My cute little helper working on my cemetery fence.
http://i228.photobucket.com/albums/ee229/cindyt7/PICT3720-1.jpg


----------



## AzKittie74 (Aug 10, 2007)

Those are great Cindy! is that great stuff coming from the mouth and neck?
love the mohawks ;O)


----------



## Sickie Ickie (Jun 20, 2006)

I bet the kids love those!


----------



## Devils Chariot (May 23, 2007)

Those are awesome and hilarious!


----------



## Lilly (Jun 13, 2006)

nice zombies ..


----------



## Ghostess (Aug 21, 2005)

I LOVE these!!! They're just great!


----------



## Lagrousome (Apr 12, 2007)

Nice job! The little helper is a cutie!


----------



## cindyt7 (Aug 7, 2007)

AzKittie74 said:


> Those are great Cindy! is that great stuff coming from the mouth and neck?
> love the mohawks ;O)


Yes, the one with the most great stuff running down his neck, no mohawk, is holding his heart that is still beating while it's coming out of his chest. I'll get a movie of it soon and post it. The heart was also made out of great stuff.

Wish it wasn't over 80 degrees out here still! My allergies have put me very behind!


----------



## slimy (Jul 12, 2006)

I love this.


----------



## beelce (Jul 21, 2007)

FUN fun funny Cindy...I do like them!


----------



## edwood saucer (Aug 21, 2006)

great zombies - my sense of humor... excellent!


----------



## cqedens137 (Sep 27, 2007)

those guys look great. nice job!


----------



## Revenant (Mar 17, 2007)

I love it... it's funny and gross at the same time... fun fun!

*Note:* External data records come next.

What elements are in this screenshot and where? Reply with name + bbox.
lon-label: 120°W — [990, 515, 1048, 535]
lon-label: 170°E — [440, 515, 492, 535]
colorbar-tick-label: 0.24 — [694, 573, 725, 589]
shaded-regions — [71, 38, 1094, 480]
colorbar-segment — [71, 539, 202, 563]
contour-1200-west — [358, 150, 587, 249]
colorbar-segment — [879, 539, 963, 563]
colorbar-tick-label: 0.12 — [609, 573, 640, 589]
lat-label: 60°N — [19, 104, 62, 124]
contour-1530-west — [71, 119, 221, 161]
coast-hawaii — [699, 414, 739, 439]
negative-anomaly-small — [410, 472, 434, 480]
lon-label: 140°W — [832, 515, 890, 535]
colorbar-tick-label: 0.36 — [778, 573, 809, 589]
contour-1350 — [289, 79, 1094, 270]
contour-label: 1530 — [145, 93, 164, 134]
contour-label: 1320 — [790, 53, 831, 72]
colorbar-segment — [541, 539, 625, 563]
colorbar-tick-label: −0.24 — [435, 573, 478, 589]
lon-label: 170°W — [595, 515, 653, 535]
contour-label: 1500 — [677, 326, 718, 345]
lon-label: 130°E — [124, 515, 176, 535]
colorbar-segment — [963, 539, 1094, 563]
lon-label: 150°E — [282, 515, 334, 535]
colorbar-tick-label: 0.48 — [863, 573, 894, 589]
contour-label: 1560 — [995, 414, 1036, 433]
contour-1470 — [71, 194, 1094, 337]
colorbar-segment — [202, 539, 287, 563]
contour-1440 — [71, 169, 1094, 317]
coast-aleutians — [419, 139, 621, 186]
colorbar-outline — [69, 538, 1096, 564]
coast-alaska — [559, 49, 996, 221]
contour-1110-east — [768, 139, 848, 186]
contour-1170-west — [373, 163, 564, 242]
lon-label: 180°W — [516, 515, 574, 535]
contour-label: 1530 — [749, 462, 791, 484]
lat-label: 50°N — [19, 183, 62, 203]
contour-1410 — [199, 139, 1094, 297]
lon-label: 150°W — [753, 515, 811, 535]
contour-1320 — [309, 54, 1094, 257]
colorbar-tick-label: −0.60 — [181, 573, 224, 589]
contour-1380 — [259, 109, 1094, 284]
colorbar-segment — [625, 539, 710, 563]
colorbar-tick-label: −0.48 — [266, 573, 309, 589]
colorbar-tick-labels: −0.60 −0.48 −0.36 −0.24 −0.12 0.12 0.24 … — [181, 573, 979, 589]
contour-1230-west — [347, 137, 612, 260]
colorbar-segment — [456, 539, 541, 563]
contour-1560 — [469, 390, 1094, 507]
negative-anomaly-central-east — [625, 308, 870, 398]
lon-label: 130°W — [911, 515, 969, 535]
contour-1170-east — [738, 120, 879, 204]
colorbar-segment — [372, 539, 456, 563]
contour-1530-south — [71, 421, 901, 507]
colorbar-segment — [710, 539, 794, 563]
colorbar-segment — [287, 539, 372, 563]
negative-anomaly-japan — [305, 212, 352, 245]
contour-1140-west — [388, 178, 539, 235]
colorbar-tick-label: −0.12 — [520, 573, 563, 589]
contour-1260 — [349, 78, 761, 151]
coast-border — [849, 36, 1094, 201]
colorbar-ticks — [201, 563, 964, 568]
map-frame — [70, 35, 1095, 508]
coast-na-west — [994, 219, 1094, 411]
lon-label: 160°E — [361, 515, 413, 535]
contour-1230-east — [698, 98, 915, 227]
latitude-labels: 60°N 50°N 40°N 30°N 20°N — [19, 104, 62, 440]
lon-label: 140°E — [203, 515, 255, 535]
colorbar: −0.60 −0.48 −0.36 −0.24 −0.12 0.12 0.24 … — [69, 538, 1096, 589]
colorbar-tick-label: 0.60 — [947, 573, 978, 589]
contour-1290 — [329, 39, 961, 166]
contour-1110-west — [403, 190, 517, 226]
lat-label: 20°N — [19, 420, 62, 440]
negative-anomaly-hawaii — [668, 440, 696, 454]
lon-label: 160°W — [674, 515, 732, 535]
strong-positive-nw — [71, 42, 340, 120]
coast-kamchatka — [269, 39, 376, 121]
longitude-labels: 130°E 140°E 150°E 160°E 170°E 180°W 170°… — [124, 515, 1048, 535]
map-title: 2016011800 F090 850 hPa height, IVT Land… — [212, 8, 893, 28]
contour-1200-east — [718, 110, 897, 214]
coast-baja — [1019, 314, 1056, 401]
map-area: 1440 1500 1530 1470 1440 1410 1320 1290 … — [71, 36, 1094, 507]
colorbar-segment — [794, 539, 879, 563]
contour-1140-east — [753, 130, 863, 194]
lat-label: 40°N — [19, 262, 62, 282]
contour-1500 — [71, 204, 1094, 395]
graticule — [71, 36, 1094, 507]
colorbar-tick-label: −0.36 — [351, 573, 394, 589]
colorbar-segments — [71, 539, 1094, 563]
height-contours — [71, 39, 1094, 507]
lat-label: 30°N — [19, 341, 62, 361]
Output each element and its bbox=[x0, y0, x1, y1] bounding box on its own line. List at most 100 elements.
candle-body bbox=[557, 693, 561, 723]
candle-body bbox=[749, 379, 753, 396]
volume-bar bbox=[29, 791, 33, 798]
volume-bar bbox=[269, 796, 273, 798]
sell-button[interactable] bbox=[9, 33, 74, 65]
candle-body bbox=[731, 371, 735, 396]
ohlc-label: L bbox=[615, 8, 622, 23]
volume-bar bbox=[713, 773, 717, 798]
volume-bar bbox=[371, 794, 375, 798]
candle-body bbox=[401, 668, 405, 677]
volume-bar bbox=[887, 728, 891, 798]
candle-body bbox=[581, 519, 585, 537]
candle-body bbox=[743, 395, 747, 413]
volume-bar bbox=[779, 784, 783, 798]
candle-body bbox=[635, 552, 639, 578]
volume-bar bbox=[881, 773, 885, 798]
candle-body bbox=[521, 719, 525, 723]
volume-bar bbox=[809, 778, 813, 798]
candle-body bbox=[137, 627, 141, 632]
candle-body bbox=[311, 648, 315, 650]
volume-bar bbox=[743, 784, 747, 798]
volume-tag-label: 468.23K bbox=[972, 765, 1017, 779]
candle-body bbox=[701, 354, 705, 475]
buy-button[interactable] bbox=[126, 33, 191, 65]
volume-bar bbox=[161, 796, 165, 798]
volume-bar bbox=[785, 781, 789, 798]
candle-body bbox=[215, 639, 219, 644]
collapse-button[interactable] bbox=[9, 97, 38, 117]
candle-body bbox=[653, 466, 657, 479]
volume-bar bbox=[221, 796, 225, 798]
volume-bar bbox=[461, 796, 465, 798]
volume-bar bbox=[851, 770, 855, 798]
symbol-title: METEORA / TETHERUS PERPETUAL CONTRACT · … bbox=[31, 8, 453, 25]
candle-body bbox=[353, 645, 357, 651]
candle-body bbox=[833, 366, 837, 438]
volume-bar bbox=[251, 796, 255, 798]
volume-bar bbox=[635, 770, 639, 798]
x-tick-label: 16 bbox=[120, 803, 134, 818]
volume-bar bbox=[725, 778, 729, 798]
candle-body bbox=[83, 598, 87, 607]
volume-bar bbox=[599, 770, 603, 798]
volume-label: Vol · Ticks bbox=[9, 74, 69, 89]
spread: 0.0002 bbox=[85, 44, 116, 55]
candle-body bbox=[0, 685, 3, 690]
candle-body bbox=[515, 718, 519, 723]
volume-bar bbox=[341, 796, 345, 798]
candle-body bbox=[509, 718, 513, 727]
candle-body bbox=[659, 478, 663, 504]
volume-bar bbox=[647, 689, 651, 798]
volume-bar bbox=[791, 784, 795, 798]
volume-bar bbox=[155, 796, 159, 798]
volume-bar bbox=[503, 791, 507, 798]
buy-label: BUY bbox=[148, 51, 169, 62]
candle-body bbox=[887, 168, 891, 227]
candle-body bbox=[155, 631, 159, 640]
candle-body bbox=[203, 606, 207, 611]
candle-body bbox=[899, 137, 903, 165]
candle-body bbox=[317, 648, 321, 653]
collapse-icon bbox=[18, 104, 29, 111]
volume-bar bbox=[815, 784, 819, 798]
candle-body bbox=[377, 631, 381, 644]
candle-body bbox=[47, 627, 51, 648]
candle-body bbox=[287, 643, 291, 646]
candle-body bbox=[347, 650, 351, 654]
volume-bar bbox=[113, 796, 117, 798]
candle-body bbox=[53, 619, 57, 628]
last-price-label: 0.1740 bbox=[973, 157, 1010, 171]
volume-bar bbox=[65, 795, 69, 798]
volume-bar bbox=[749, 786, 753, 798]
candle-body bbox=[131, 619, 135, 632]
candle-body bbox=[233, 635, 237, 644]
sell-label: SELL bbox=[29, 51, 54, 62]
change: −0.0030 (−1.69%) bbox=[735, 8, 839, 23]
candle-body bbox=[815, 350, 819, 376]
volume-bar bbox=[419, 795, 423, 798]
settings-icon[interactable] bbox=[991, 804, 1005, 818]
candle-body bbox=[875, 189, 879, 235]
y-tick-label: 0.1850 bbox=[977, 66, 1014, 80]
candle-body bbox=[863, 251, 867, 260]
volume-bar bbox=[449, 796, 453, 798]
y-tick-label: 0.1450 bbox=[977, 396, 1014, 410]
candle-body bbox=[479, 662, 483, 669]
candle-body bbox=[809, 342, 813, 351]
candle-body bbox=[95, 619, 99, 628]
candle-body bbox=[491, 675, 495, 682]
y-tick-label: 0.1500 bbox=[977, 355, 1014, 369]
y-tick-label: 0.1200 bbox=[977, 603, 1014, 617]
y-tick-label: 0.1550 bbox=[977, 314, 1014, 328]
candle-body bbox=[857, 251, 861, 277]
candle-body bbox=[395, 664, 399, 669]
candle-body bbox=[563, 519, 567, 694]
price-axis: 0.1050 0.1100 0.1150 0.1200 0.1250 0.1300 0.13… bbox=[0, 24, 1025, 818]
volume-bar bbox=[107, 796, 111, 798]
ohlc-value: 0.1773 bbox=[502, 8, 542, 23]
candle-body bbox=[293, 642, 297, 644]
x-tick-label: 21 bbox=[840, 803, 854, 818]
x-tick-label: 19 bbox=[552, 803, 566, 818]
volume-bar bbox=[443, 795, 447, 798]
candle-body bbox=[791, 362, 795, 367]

And good to see that your wee assistant is following proper safety procedures when working with power tools. Start them off right with good habits.


----------



## Gloomy_Gus (Jul 11, 2006)

Revenant said:


> I love it... it's funny and gross at the same time... fun fun!
> 
> And good to see that your wee assistant is following proper safety procedures when working with power tools. Start them off right with good habits.


My thoughts exactly. Is there a soundtrack that goes with them like Z's poker playing skellies?


----------



## Merlin (The Quiet One) (Feb 23, 2006)

Those look great.


----------



## Bodybagging (May 8, 2006)

Got to love the expression adding a set of bulging eyes give these guys... GREAT JOB!


----------



## Frighteners Entertainment (Jan 24, 2006)

Wonderful pieces, love'em!!


----------



## Hellspawn (Oct 13, 2006)

I think they are awesome, I cant say enough how good they look... awesome awesome awesome work.


----------